Westerner Park in Red Deer has been another longstanding beneficiary of Jack Donald’s community focus. He joined the Westerner Exhibition board in 1979 and led relocation of the exhibition grounds and the construction of both the Parkland Pavilion that hosts large events in Red Deer, and the 7000 seat Centrium Arena, home to the Red Deer Rebels of the Western Hockey League. Joan and Jack’s generosity also helped to build Westerner Park’s Donald Administration Building. The community has further benefitted from Joan and Jack’s work co-chairing the very successful 2005 Central Alberta fundraising campaign for STARS (Shock Trauma Air Rescue Society).
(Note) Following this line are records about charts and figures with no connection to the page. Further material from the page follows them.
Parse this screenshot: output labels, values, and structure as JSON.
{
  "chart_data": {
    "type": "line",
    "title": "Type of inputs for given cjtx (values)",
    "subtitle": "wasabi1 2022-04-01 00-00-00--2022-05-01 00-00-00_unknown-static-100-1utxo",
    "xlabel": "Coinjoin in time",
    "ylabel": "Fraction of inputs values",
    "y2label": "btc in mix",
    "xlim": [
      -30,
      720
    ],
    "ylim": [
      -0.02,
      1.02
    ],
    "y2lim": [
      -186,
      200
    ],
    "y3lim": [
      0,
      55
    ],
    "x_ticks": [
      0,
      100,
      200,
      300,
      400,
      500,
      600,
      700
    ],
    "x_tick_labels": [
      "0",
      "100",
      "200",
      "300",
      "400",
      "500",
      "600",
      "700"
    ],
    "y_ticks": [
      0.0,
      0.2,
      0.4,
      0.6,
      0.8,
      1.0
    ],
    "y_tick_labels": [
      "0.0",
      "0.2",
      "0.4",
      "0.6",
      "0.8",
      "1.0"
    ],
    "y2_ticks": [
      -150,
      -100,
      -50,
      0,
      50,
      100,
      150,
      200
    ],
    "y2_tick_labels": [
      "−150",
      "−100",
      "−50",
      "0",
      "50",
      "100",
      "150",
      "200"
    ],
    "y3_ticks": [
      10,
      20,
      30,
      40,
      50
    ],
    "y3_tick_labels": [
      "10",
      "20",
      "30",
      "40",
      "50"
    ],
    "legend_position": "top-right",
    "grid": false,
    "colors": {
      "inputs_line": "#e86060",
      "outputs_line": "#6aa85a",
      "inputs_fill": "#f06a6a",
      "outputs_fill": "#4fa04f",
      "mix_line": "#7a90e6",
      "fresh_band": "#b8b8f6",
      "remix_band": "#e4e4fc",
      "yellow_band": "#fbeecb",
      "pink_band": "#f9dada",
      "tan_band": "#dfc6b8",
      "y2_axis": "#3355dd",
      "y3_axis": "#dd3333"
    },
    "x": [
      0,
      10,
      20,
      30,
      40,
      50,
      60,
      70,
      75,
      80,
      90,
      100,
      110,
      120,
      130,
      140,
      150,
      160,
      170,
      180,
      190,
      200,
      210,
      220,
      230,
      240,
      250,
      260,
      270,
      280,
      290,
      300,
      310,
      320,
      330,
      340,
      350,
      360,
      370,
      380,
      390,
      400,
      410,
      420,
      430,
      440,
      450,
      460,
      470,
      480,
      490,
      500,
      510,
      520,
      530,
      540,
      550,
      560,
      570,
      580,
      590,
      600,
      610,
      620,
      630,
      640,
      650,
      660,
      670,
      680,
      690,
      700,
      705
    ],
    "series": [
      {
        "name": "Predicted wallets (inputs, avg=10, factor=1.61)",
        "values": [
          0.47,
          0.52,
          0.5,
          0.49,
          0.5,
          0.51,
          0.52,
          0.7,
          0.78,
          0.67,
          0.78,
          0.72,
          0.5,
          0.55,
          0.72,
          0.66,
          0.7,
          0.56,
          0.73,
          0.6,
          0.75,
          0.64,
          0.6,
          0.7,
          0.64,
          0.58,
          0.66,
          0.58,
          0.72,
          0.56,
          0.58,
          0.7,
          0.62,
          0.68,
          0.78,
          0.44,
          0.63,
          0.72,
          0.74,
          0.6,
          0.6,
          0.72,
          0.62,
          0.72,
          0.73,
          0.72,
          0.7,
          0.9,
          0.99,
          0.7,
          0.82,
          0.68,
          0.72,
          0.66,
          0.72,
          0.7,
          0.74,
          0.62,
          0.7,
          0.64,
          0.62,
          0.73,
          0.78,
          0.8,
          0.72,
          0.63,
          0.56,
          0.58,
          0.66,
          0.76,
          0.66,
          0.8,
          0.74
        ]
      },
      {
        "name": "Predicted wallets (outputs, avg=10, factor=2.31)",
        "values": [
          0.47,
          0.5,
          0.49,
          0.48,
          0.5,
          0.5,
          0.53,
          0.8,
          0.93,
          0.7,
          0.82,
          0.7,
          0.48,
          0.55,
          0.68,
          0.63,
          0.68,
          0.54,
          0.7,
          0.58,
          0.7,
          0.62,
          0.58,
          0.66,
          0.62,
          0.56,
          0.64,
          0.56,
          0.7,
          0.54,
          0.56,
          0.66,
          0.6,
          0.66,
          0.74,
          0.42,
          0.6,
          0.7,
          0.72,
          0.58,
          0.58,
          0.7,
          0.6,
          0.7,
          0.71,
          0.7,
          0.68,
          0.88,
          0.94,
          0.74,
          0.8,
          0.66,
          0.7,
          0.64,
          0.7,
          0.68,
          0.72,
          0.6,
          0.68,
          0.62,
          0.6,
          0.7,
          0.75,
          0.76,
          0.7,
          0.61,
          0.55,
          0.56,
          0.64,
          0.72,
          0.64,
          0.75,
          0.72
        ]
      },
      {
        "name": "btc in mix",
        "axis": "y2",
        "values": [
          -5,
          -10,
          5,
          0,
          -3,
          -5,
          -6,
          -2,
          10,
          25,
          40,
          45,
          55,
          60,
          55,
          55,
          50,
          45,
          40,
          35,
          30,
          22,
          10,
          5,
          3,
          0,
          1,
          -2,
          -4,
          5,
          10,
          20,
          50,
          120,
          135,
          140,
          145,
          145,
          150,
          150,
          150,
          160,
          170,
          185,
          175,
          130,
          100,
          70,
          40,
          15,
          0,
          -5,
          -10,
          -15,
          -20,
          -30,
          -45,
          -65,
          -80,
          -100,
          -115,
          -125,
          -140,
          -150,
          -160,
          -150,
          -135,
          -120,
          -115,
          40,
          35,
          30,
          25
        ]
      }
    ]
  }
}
Not content with making a difference in Red Deer alone, Jack expanded the scope of his service to the provincial level. In 1983, he was director, then chair, of the Alberta Opportunity Company that funded small businesses across the province. Between 1995 and 2000, he chaired and co-chaired three provincial tax review commissions to review and improve Alberta’s competitiveness and reduce Albertans’ taxation. He also served for more than 26 years as one of the founding directors and chairman of the Bank of Alberta which became Canadian Western Bank.
Jack’s leadership and commitment have been recognized at the local, provincial and national levels. In 2011, he was inducted into the Southern Alberta Business Hall of Fame and was named Red Deer’s Citizen of the Year in 2002. Joan and daughter Kathy have also received Red Deer’s Citizen of the Year awards. As well, Jack and Joan were presented with the G.H. Dawe Memorial Award for their contributions to education. Jack received the first annual Pinnacle Award (Business Excellence) in 1987 and the Canada Award for Business Excellence from the Government of Canada in 1989. He was inducted into the Canadian Petroleum Hall of Fame in 2002. In 2005, Jack and Joan received the Philanthropic Family – Generosity of Spirit Award from the Calgary chapter of the Association of Fundraising Professionals. In 2012, SAIT feted Jack with an Honorary Bachelor of Business Administration Degree.
It’s been an extraordinary climb for Jack, who remembers the early days of closing his service station at 7 p.m. and driving to Edmonton to pick up a truckload of gas so he could open up the next day. Often, he didn’t get back to Red Deer until 1 a.m. “I think that almost anyone, if they want to apply themselves, can be an entrepreneur,” says Jack. “It’s not something you’re born with.” His advice to young people? “Be honest with yourself, with others. Be proud of what you do, and do your best.”
One of Jack’s colleagues sums up what so many feel about the lifelong go-getter: “It is never about Jack. It is about the well-being of everyone.” That community spirit, combined with Jack’s business ingenuity, leadership, philanthropy and tireless volunteerism, is a legacy that will reverberate throughout Central Alberta for generations.